Это преобразование даже в самом крайнем своем виде не разделяет непреодолимой пропастью мифы и уже дешифрованные гонения. Тип этого преобразования может быть определен всего одним словом — оно является буквально чудовищным.

Со времен романтизма мы привыкли видеть в мифологическом чудовище настоящее творение из ничего, чистую выдумку. Воображение мы привыкли понимать как абсолютную способность создавать формы, нигде в природе не существующие. Но изучение мифологических чудовищ показывает совсем иное. В чудовище всегда комбинируются и смешиваются элементы, взятые из нескольких существующих форм. Так, Минотавр — смесь человека и быка. Таков же и Дионис, но в нем привлекает наше внимание в первую очередь бог, а не чудовище, то есть не смесь форм.
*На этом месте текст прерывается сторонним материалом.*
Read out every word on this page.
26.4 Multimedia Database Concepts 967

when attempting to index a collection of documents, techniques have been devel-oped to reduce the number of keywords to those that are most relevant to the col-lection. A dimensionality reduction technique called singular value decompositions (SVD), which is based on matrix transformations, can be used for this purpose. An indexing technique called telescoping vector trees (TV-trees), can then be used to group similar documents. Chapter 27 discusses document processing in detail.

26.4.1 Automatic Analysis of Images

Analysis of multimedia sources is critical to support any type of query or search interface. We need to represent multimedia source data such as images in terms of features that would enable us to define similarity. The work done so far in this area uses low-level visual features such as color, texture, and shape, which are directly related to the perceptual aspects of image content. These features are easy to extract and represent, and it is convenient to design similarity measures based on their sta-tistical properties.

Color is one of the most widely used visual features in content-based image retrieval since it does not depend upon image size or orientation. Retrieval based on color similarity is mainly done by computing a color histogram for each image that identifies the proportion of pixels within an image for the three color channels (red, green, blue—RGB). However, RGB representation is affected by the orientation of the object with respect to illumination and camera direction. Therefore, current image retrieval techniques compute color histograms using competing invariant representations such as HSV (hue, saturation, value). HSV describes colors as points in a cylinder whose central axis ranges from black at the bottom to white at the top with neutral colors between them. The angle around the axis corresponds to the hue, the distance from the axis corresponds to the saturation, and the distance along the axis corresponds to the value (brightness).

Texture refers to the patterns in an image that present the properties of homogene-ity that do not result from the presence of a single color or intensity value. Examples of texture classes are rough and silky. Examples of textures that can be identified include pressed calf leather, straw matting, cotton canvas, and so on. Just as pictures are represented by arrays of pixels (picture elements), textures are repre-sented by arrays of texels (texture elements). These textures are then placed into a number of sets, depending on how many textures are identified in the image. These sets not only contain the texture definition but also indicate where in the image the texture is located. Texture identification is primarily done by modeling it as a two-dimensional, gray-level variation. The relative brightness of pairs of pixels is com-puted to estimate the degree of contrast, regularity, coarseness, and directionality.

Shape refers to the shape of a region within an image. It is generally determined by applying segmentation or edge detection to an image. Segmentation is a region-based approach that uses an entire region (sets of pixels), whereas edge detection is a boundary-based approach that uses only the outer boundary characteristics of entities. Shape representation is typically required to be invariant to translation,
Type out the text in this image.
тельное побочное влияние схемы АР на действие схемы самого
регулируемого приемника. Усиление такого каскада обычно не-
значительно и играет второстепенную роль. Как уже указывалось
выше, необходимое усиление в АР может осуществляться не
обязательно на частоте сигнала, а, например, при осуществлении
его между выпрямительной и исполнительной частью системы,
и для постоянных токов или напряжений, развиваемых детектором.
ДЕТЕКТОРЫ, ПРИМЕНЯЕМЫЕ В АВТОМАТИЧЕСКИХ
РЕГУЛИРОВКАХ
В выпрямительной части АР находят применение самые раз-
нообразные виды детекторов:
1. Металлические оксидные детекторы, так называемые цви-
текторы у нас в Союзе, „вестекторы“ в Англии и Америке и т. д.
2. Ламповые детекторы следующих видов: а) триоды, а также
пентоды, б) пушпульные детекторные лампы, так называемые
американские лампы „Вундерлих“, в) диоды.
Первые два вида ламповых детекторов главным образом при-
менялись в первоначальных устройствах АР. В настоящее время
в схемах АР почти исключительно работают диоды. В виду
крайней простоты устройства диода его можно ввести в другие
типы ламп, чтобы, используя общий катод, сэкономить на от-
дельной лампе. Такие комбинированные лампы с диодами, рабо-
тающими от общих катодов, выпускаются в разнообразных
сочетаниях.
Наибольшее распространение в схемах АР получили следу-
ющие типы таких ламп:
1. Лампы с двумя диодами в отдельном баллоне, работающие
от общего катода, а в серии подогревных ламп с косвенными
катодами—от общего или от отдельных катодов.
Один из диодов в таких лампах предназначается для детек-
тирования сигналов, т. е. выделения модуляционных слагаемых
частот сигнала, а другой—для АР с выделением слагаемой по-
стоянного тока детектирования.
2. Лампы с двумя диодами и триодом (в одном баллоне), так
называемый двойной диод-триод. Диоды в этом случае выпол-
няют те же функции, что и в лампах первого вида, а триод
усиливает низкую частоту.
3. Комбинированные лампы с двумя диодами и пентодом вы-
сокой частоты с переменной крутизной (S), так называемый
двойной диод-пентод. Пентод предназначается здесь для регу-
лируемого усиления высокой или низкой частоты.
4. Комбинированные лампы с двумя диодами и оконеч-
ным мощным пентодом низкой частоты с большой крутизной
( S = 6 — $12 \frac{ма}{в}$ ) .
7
Нужно мыслить чудовищное исходя из обезразличивания, то есть исходя из процесса, который, разумеется, никак не воздействует на реальность, но воздействует на ее восприятие. Ускоряясь, конфликтная взаимность не только производит впечатление (пока еще достоверное) идентичных поступков у антагонистов, но и разлагает воспринятое, делается головокружительной. Чудовища — это, видимо, следствие фрагментации восприятия, следствие его разложения, а затем сложения заново, которое не считается с реальными природными видами. Чудовище — это нестабильная галлюцинация, которая обычно задним числом кристаллизуется в стабильные формы, в мнимые чудовищные виды, в силу того, что припоминание происходит в заново стабилизировавшемся мире.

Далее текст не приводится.